LAS VEGAS, NV. (THECOUNT) — The Las Vegas Raiders organisation has released the following statement on the passing of NFL legend John Madden:
The Raiders Family is deeply saddened by the passing of the legendary John Madden.
Few individuals meant as much to the growth and popularity of professional football as Coach Madden, whose impact on the game both on and off the field was immeasurable.
Hired as Head Coach of the Raiders by Al Davis at the age of just 32, Madden coached the Silver and Black for 10 seasons and compiled a remarkable 103-32-7 regular season record. From 1969-78, the Raiders posted winning records in each season, won seven division titles and qualified for the playoffs eight times. In 1976, Madden coached the Raiders to a 13-1 record and a 32-14 triumph over the Minnesota Vikings in Super Bowl XI, marking the franchise’s first World Championship of Professional Football.
As professional football grew in popularity and influence, Madden and his Silver and Black teams played a significant role in some of the AFL and NFL’s seminal moments, including the “Sea of Hands,” “Immaculate Reception,” “Holy Roller” and “Ghost to the Post,” among others. Madden cemented his role as a football icon in the broadcast booth, serving as a leading color analyst for all four major television networks—CBS, FOX, ABC and NBC. His work on Monday Night Football, the inception of the annual All-Madden Team and his role in the Madden NFL series of video games made the Madden name synonymous with pro football.
In 2006, Madden was presented for enshrinement to the Pro Football Hall of Fame by Al Davis, who opened his speech by calling Madden, “A brilliant coach. A loyal and trusted friend. A Raider.” The thoughts and prayers of the Raider Nation are with Virginia, Joseph, Michael and the entire Madden family at this time.
Hall of Fame coach turned broadcaster John Madden, whose exuberant calls combined with simple explanations provided a weekly soundtrack to NFL games for three decades, died Tuesday morning, the NFL said. He was 85.
Madden was only 32 when then-Raiders owner Al Davis hired him to coach Oakland in 1969. Before leaving the sideline for the announcing booth in 1978, Madden led Oakland to a stellar 103-32-7 regular-season record and victory in the Super Bowl after the 1976 season.
“On behalf of the entire NFL family, we extend our condolences to Virginia, Mike, Joe and their families,” NFL commissioner Roger Goodell said in a statement. “We all know him as the Hall of Fame coach of the Oakland Raiders and broadcaster who worked for every major network, but more than anything, he was a devoted husband, father and grandfather, reports ESPN.
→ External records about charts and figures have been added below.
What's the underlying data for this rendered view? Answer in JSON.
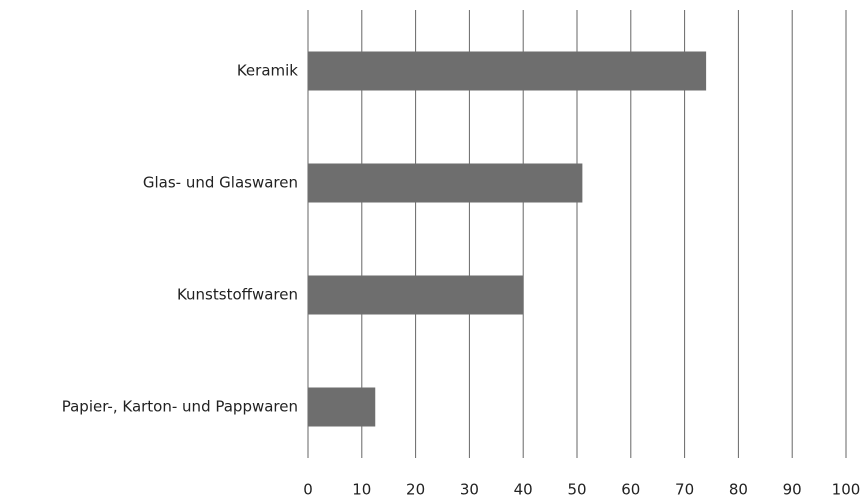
{
  "chart_data": {
    "type": "hbar",
    "categories": [
      "Keramik",
      "Glas- und Glaswaren",
      "Kunststoffwaren",
      "Papier-, Karton- und Pappwaren"
    ],
    "values": [
      74,
      51,
      40,
      12.5
    ],
    "color": "#6e6e6e",
    "xlim": [
      0,
      100
    ],
    "xticks": [
      0,
      10,
      20,
      30,
      40,
      50,
      60,
      70,
      80,
      90,
      100
    ],
    "grid": true
  }
}
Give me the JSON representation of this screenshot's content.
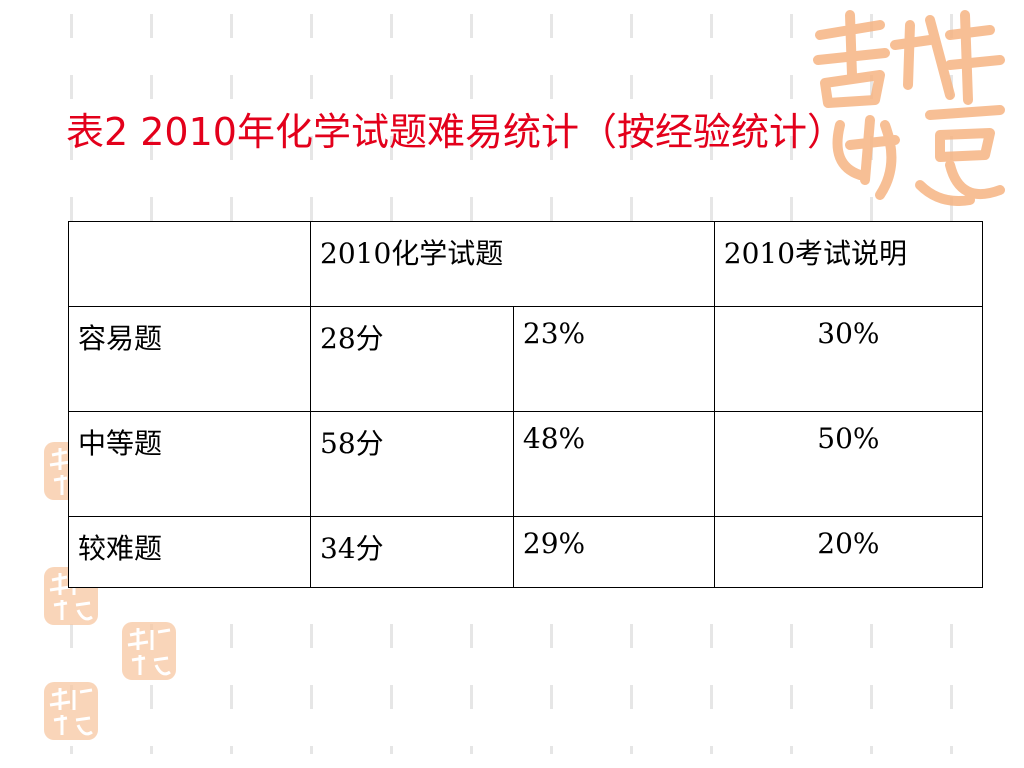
{
  "slide": {
    "title": "表2  2010年化学试题难易统计（按经验统计）",
    "decoration": {
      "seal_icon": "ji-xiang-ru-yi-seal",
      "seal_text": "吉祥如意",
      "color": "#e3001b",
      "seal_color": "#f4a76a"
    }
  },
  "table": {
    "header": {
      "blank": "",
      "group1": "2010化学试题",
      "group2": "2010考试说明"
    },
    "rows": [
      {
        "label": "容易题",
        "score": "28分",
        "percent": "23%",
        "guide": "30%"
      },
      {
        "label": "中等题",
        "score": "58分",
        "percent": "48%",
        "guide": "50%"
      },
      {
        "label": "较难题",
        "score": "34分",
        "percent": "29%",
        "guide": "20%"
      }
    ]
  }
}
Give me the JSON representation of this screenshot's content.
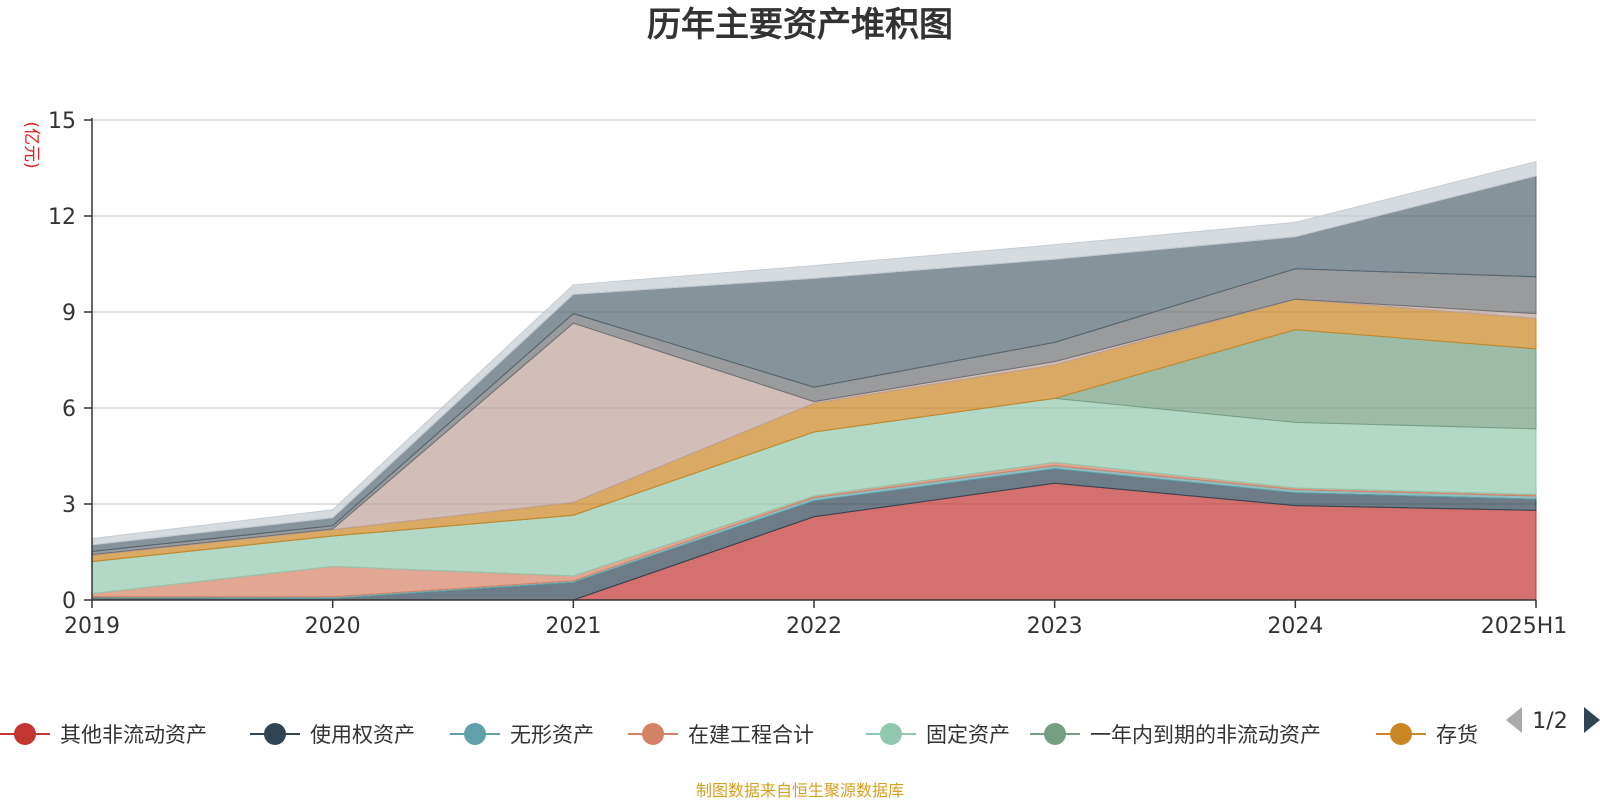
{
  "chart_data": {
    "type": "area",
    "stacked": true,
    "title": "历年主要资产堆积图",
    "unit_label": "(亿元)",
    "categories": [
      "2019",
      "2020",
      "2021",
      "2022",
      "2023",
      "2024",
      "2025H1"
    ],
    "ylim": [
      0,
      15
    ],
    "yticks": [
      "0",
      "3",
      "6",
      "9",
      "12",
      "15"
    ],
    "grid": true,
    "legend_position": "bottom",
    "series": [
      {
        "name": "其他非流动资产",
        "color": "#c23531",
        "values": [
          0.0,
          0.0,
          0.0,
          2.6,
          3.65,
          2.95,
          2.8
        ]
      },
      {
        "name": "使用权资产",
        "color": "#2f4554",
        "values": [
          0.08,
          0.05,
          0.55,
          0.5,
          0.45,
          0.4,
          0.35
        ]
      },
      {
        "name": "无形资产",
        "color": "#61a0a8",
        "values": [
          0.02,
          0.05,
          0.05,
          0.1,
          0.1,
          0.1,
          0.1
        ]
      },
      {
        "name": "在建工程合计",
        "color": "#d48265",
        "values": [
          0.1,
          0.95,
          0.15,
          0.05,
          0.1,
          0.05,
          0.05
        ]
      },
      {
        "name": "固定资产",
        "color": "#91c7ae",
        "values": [
          1.0,
          0.95,
          1.9,
          2.0,
          2.0,
          2.05,
          2.05
        ]
      },
      {
        "name": "一年内到期的非流动资产",
        "color": "#749f83",
        "values": [
          0.0,
          0.0,
          0.0,
          0.0,
          0.0,
          2.9,
          2.5
        ]
      },
      {
        "name": "存货",
        "color": "#ca8622",
        "values": [
          0.2,
          0.2,
          0.4,
          0.9,
          1.05,
          0.95,
          0.95
        ]
      },
      {
        "name": "",
        "color": "#bda29a",
        "values": [
          0.02,
          0.02,
          5.6,
          0.05,
          0.1,
          0.0,
          0.15
        ]
      },
      {
        "name": "",
        "color": "#6e7074",
        "values": [
          0.1,
          0.1,
          0.3,
          0.45,
          0.6,
          0.95,
          1.15
        ]
      },
      {
        "name": "",
        "color": "#546570",
        "values": [
          0.2,
          0.25,
          0.6,
          3.4,
          2.6,
          1.0,
          3.15
        ]
      },
      {
        "name": "",
        "color": "#c4ccd3",
        "values": [
          0.2,
          0.25,
          0.3,
          0.4,
          0.45,
          0.45,
          0.45
        ]
      }
    ],
    "legend": {
      "items": [
        "其他非流动资产",
        "使用权资产",
        "无形资产",
        "在建工程合计",
        "固定资产",
        "一年内到期的非流动资产",
        "存货"
      ],
      "page_indicator": "1/2"
    }
  },
  "source_note": "制图数据来自恒生聚源数据库"
}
“Nobody loved football more than Coach. He was football. He was an incredible sounding board to me and so many others. There will never be another John Madden, and we will forever be indebted to him for all he did to make football and the NFL what it is today.”
Oakland never had a losing record under Madden, winning seven division titles and making the playoffs eight times.
Madden was enshrined into the Pro Football Hall of Fame in 2006, 28 years after coaching his final game. A fear of flying helped contribute to his early retirement from coaching.
But Madden gained even more fame as an analyst on NFL telecasts and for the football video game that bears his name — EA Sports’ “Madden NFL.” Some players who have graced the Madden cover have struggled the following season, spurring the fan myth of the “Madden curse.”